Ferit gidince sırtımı yatağın başlığına dayayarak ayaklarımı uzattım. Biraz daha kendimi kasarsam sancıdan ölecek gibi hissediyordum. Yatakta boş geçen on dakika boyunca oğlumun sakinleşmesini bekledim ama nafile dönüp duruyordu. Sonradan aklıma gelen şeyle sağa doğur kayarak Ferit için yatakta boşluk bıraktım. Bir anda heyecan mı basmıştı. Hemen gözümü yatağın boş yerinden alarak karşıma pencereye baktım. Kaç dakika olmuştu Ferit n

eden gelmedi ki yoksa aşağıda bir şey mi oldu. İçime dolan huzursuzlukla kalkacaktım ki kapı açılınca içeriye Ferit girdi.

"Nerde kaldın çok merak ettim." Dediğimde Ferit tepsiyle içeriye girip kapıyı ayağıyla kapattı.

"Geldim işte Küçüğüm..." Ferit tepsiyi yatağa bırakınca kendi de boş kısma oturarak sütümü uzattı. "Sana süt ve kuruyemiş getirdim. Her gün bir avuç yiyeceksin ki oğlun sağlıklı olsun. Önce sütünü iç sonra da bunları bitir. Bende üstümü değiştireceğim."

"Teşekkür ederim." Dediğimde sütümden bir yudum alıp Ferit'in arkasından baktım. Bence aşağıda bir şey olmuştu ama ne? İç çekerek sütümden bir yudum daha aldığımda Ferit dolabın önünde soyunmaya başlamış bende saniyesinde önüme dönmüştüm. Neden orada bir bölme yoktu. Sütümü bir dikişte içtiğimde boğulacağımı sandım. Elime aldığım boş bardağı sıkarken yatağın kenarında çökme oldu. "Hani kuruyemişlere dokunmamışsın. Bugün sırf sizin için almıştım." Ferit elimden boş bardağı alınca bana uzattığı kuruyemiş tabağını aldım. İçlerinden en çok kuru kayısıyı severdim. Ne düşüncesizim değil mi? "Sende yemelisin ki güçlü olasın değil mi? Yoksa kim bize her ihtiyacımız olduğunda süper kahramanlık yapar."

Uzattığım fındığı dudaklarının arasına alınca dudaklarının sıcaklığıyla birlikte anında elimi çektim. "Ferit ben düşündüm de bu yatağa ikimiz rahatlıkla sığarız hem ailen çok kalmayacakmış da sorun olmaz..."

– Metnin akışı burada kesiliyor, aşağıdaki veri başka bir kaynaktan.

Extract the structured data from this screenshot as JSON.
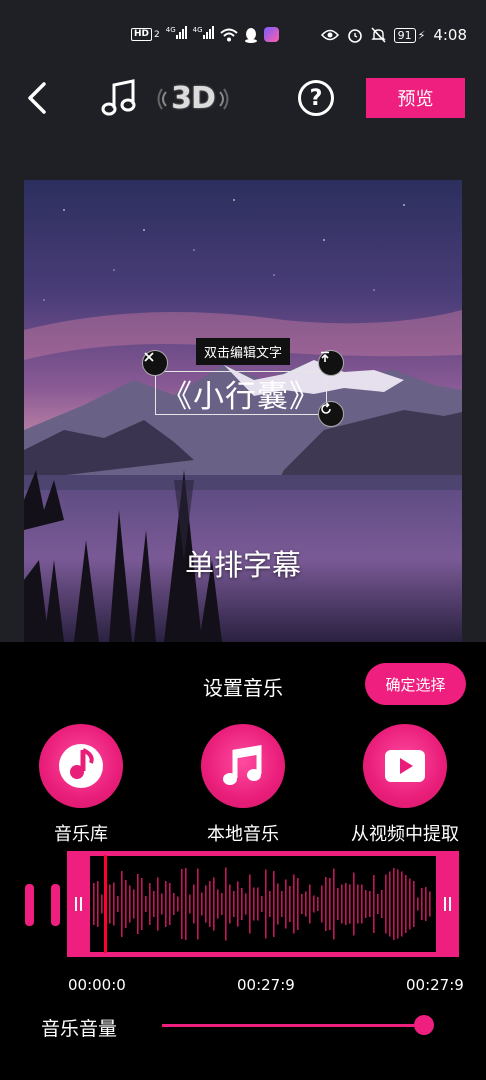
{
  "status_bar": {
    "hd_label": "HD",
    "sim_slot": "2",
    "network_1": "4G",
    "network_2": "4G",
    "battery": "91",
    "time": "4:08"
  },
  "toolbar": {
    "threed_label": "3D",
    "help_label": "?",
    "preview_label": "预览"
  },
  "editor": {
    "tooltip": "双击编辑文字",
    "title_text": "《小行囊》",
    "subtitle_text": "单排字幕"
  },
  "music_panel": {
    "title": "设置音乐",
    "confirm_label": "确定选择",
    "sources": [
      {
        "label": "音乐库",
        "icon": "music-library-icon"
      },
      {
        "label": "本地音乐",
        "icon": "music-note-icon"
      },
      {
        "label": "从视频中提取",
        "icon": "play-video-icon"
      }
    ],
    "start_time": "00:00:0",
    "selected_end_time": "00:27:9",
    "total_time": "00:27:9",
    "volume_label": "音乐音量",
    "volume_level": 1.0
  },
  "colors": {
    "accent": "#ee1f7e",
    "background": "#1f2025",
    "panel": "#000000"
  }
}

"Ayça sana kötü bir haberim var. Bizimkiler geri dönmeyeceklermiş. Temelli buraya dönme kararı alıp gelmişler. Tabi sen buna kafanı takma Babamlar kendilerine uygun bir ev bulup hemen taşınacaklar..."

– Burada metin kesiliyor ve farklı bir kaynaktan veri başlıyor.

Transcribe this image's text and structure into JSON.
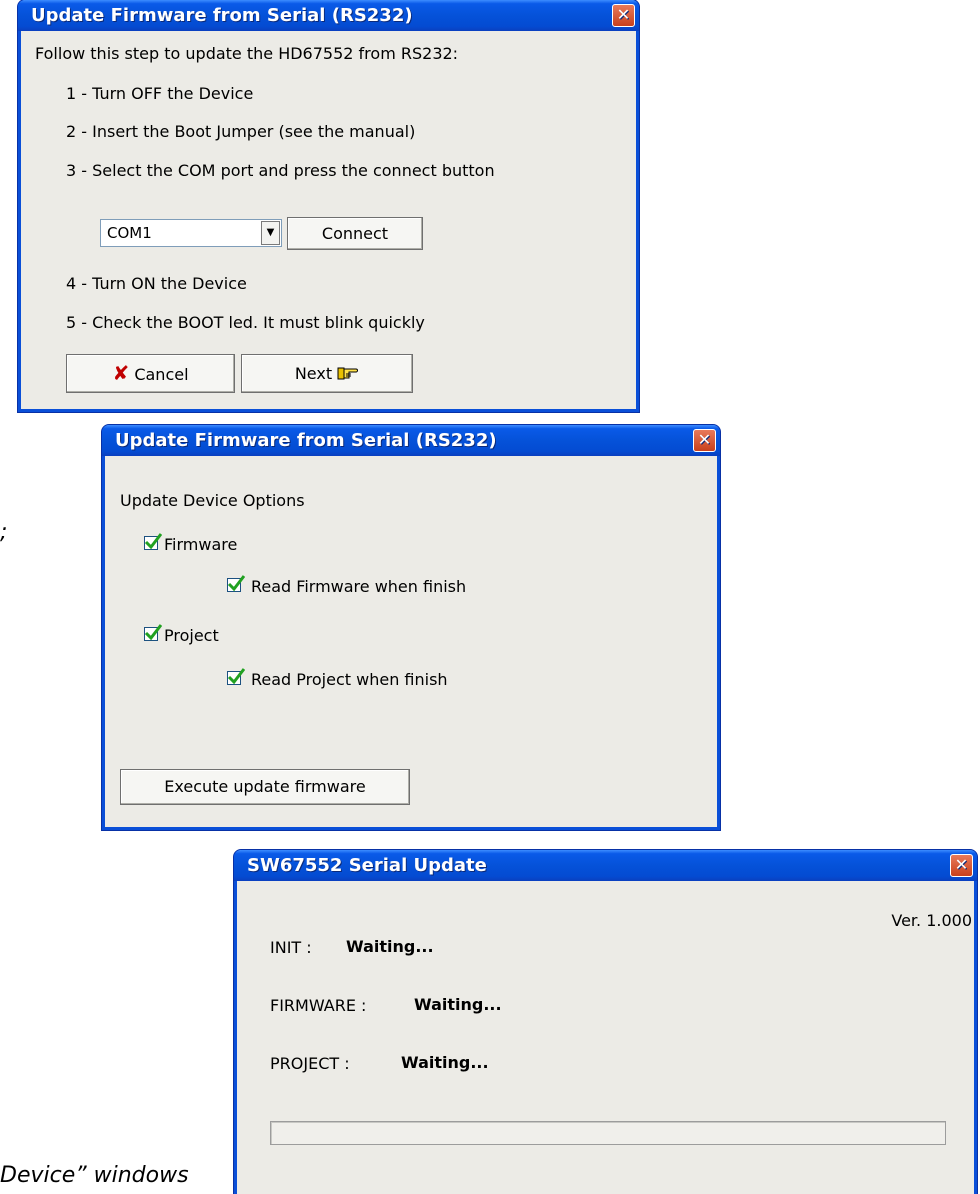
{
  "window1": {
    "title": "Update Firmware from Serial (RS232)",
    "close_label": "✕",
    "intro": "Follow this step to update the HD67552 from RS232:",
    "step1": "1 - Turn OFF the Device",
    "step2": "2 - Insert the Boot Jumper (see the manual)",
    "step3": "3 - Select the  COM port and press the connect button",
    "com_port_value": "COM1",
    "connect_label": "Connect",
    "step4": "4 - Turn ON the Device",
    "step5": "5 - Check the BOOT led. It must blink quickly",
    "cancel_label": "Cancel",
    "next_label": "Next"
  },
  "window2": {
    "title": "Update Firmware from Serial (RS232)",
    "close_label": "✕",
    "heading": "Update Device Options",
    "firmware_label": "Firmware",
    "firmware_checked": true,
    "read_firmware_label": "Read Firmware when finish",
    "read_firmware_checked": true,
    "project_label": "Project",
    "project_checked": true,
    "read_project_label": "Read Project when finish",
    "read_project_checked": true,
    "execute_label": "Execute update firmware"
  },
  "window3": {
    "title": "SW67552 Serial Update",
    "close_label": "✕",
    "version": "Ver. 1.000",
    "init_label": "INIT :",
    "init_status": "Waiting...",
    "firmware_label": "FIRMWARE :",
    "firmware_status": "Waiting...",
    "project_label": "PROJECT :",
    "project_status": "Waiting...",
    "progress": 0
  },
  "page_text": {
    "semicolon": ";",
    "caption_fragment": "Device” windows"
  },
  "colors": {
    "titlebar_blue": "#0552d9",
    "window_bg": "#ecebe6",
    "check_green": "#21a121",
    "cancel_red": "#c00000"
  }
}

"Onlar senin ailen Ferit benim için hiç sorun değil. Ben sadece seni üzdükleri için onlara kızdım. Yoksa hep kalsınlar..." dediğimde bu konuda çok ciddiydim.

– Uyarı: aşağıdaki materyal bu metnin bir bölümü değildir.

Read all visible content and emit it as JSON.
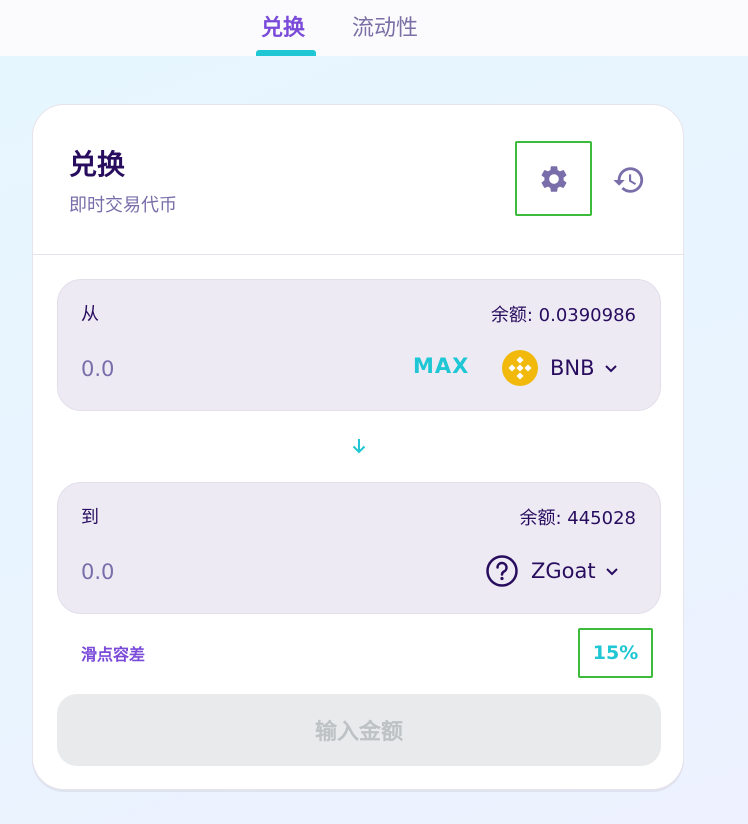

"Uyuyalım mı?" Olur dediğimde Ferit elimdekileri alıp sehpaya koymuştu. Bende oturduğum yerde yatış pozisyonuna geçince üstüme örtüyü çektim. Ferit de benimle yatmamla birlikte ışıkları örtüp yanıma yatağa girmişti. Bir süre kendimi sıkarak böylece kaldım. Ferit de yattığı yerde hiç kıpırdanmıyordu. "Hala sancın var mı?"

"Yok, ama Mehmet Ali çok huysuz sürekli dönüyor. Bence bu gece beni uyutmamaya ant içmiş."

"Biliyor musun baba adaylarına hep bir tavsiyem olmuştu. Bebeğiniz huzursuzlandığında elinizle ona dokunun o sizi hissederse rahatlar..." Ferit söylemekle kalmayarak benden tarafa dönerek elimi karnımın üstünü koydu. Bütün benim titreyince ne olduğunu anlayamamıştım. "Babası olmasam da oğlunu seviyorum sence beni hisseder mi?" Bu sorusuna cevap veren oğlum olmuştu. Ardı ardına iki defa tekme atınca sol gözümden bir damla yaş akıp gitti.

"Oğlum da seni çok seviyor."







AŞK UMUT ETMEKTİR. SAKIN OLA UMUT ETMEKTEN VAZGEÇMEYİN.